Cuando abrí los ojos lo primero que distinguí fue una superficie completamente blanca, sin ningún rastro de hojas en ella: fue inevitable preguntarme a dónde podrían haber ido a parar todas las fotos y dibujos con los que solía decorar mi techo.
Entonces lo comprendí.
El reloj del velador marcaba la 1:28 am., y todo lo que hacía de mi habitación “mi habitación”, estaba metido en alguna de las cajas de mudanza, aún sin abrir, que reposaban al pie del armario. Ése era el principal motivo por el que mi cuerpo trajera esa incómoda sensación de alerta: estaba en un lugar que me era completamente ajeno. Después de todo, esta no era mi antigua habitación en la casa del abuelo Cides, en Asiri.
Eso explicaba todo: nadie puede dormir en un lugar que le resulta tan poco familiar.
Lirau queda a cinco horas de viaje en auto (tres en tren) de Asiri, y la hermosura de la ciudad recae en el majestuoso mar que posee. Hermosura que, sinceramente, ahora resultaba casi irrelevante porque había detalles más importantes que tomar en cuenta.
El principal, por ejemplo, que el abuelo se quedaría solo allá; sin mí.
»— Cachorra, vas a estar bien, ¿sí? — me había pedido por la tarde mientras íbamos en su auto rumbo a la nueva casa que Gisell había comprado, y de la que se había hablado hasta el hartazgo. Asentí fuertemente, sin atreverme a despegar los ojos de la ventana y voltear a mirarlo —. Joan y Petardo van a estar contigo, así que solo ignora cualquier comentario tonto de Corín o Gisell.
»— Sí, abuelo — me esforcé en responder, pero la voz me salió ahogada de tanto que apretaba la garganta.
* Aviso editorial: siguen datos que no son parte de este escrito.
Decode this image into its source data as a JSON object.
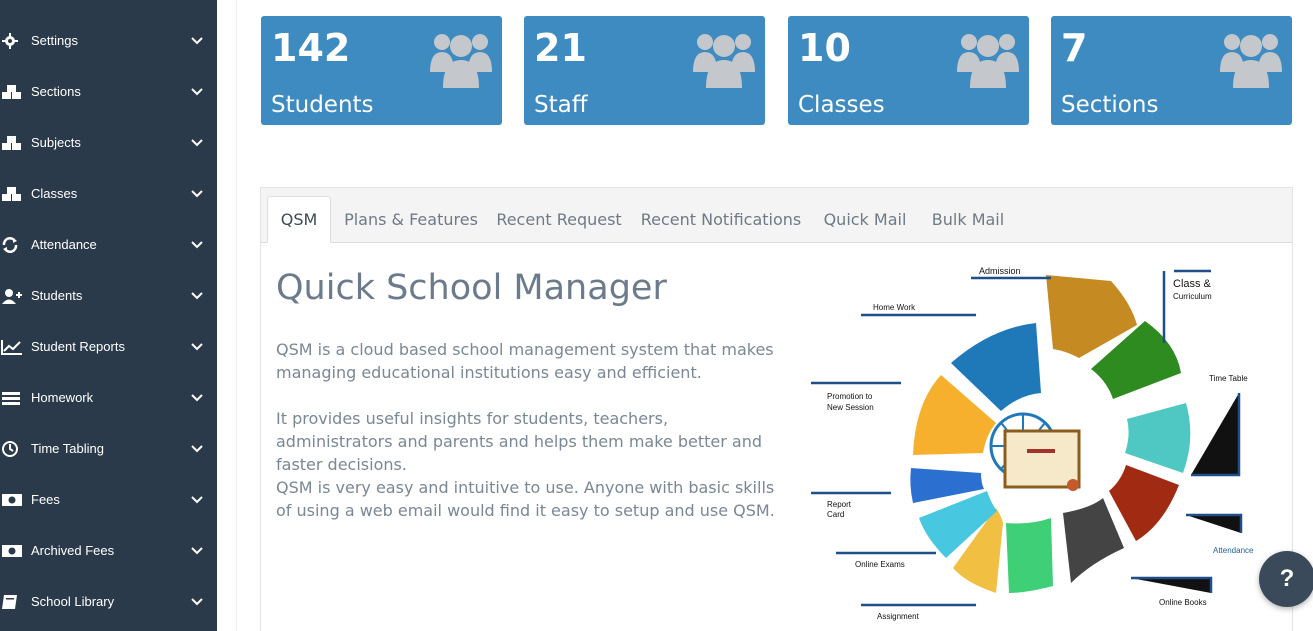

No me gustaba la idea de mudarme a una ciudad tan grande cuando había pasado la mayor parte de mi vida en una localidad pequeña, con campos abiertos preciosísimos rodeando la vieja casa del abuelo. Con el sol filtrándose por las ventanas todas las mañanas y con el bonito espectáculo que brindaban las espigas al mecerse con el viento vespertino.
Pero eso era algo que a Gisell no le importaba. Al igual que cualquiera de mis opiniones, a decir verdad.
»— Tienes que estudiar, Cachorra, y no hay mejor lugar que Lirau para hacerlo.
»— La escuela a la que iba allá también era buena, abuelo Cides — protesté.
»— Sí, hija, lo sé; pero el próximo año ya deberías empezar la universidad, y la que tanto querías está allá. Y ahora que Gisell acaba de comprar el dichoso “palacio” ese — empleó ese tonito irónico que tanta gracia me daba—, pues va a ser más sencillo que lo hagas. Además, también podrán estar con Joan: él ya no tendrá que vivir en esa habitación alquilada.
Bueno, por ese lado el asunto pintaba bastante bien. Joan, mi hermano mayor, había dejado Asiri hace un año para juntar dinero y pagarse él mismo la universidad. Gisell y el abuelo habían insistido en que ellos podían costearle los estudios pero él, tan testarudo como siempre, se rehusó y emprendió en solitario su viaje a Lirau dispuesto a “ganarse la vida”, como siempre repetía.
Por mi lado el asunto era otro. De pequeña repetía que quería estudiar en la misma universidad a la que fue papá; pero claro, a esa edad no comprendía que “estudiar en Lirau” implicaba mudarme, dejar al abuelo e incluir a Gisell y a Corín en la bolsa de viaje.
Además, ahora ni siquiera estaba segura de si realmente quería ir a la universidad después de terminar el bachillerato.
Él negó con la cabeza, sin quitar la mirada de la carretera:
»— No, Cachorra. Los estudios son muy importantes; son de lo que dependerá tu futuro.
»— Pero…
»— ¡Chitón! Ni una palabra más, jovencita. — Y dio por terminada la conversación.
Me dejé caer sobre el asiento, derrotada.
El abuelo Cides es un hombre alto, de cabellos canos, bigote poblado color gris y una masa muscular que cualquier individuo de setenta y cinco años envidiaría. Desde que mi memoria dejó de almacenar recuerdos borrosos de la primera infancia, todo lo que mi mente trae a modo de remembranza es su rostro amable, su sonrisa bondadosa y esa voz tan bonita con la que solía narrarme los cuentos que siempre le pedía.
He vivido con él desde los cinco años de edad. Ahora, con diecisiete a cuestas, era más que evidente que me dolería la separación.
Cuando escuché la palabra “mudanza”, sentí como si una roca enorme me aplastara.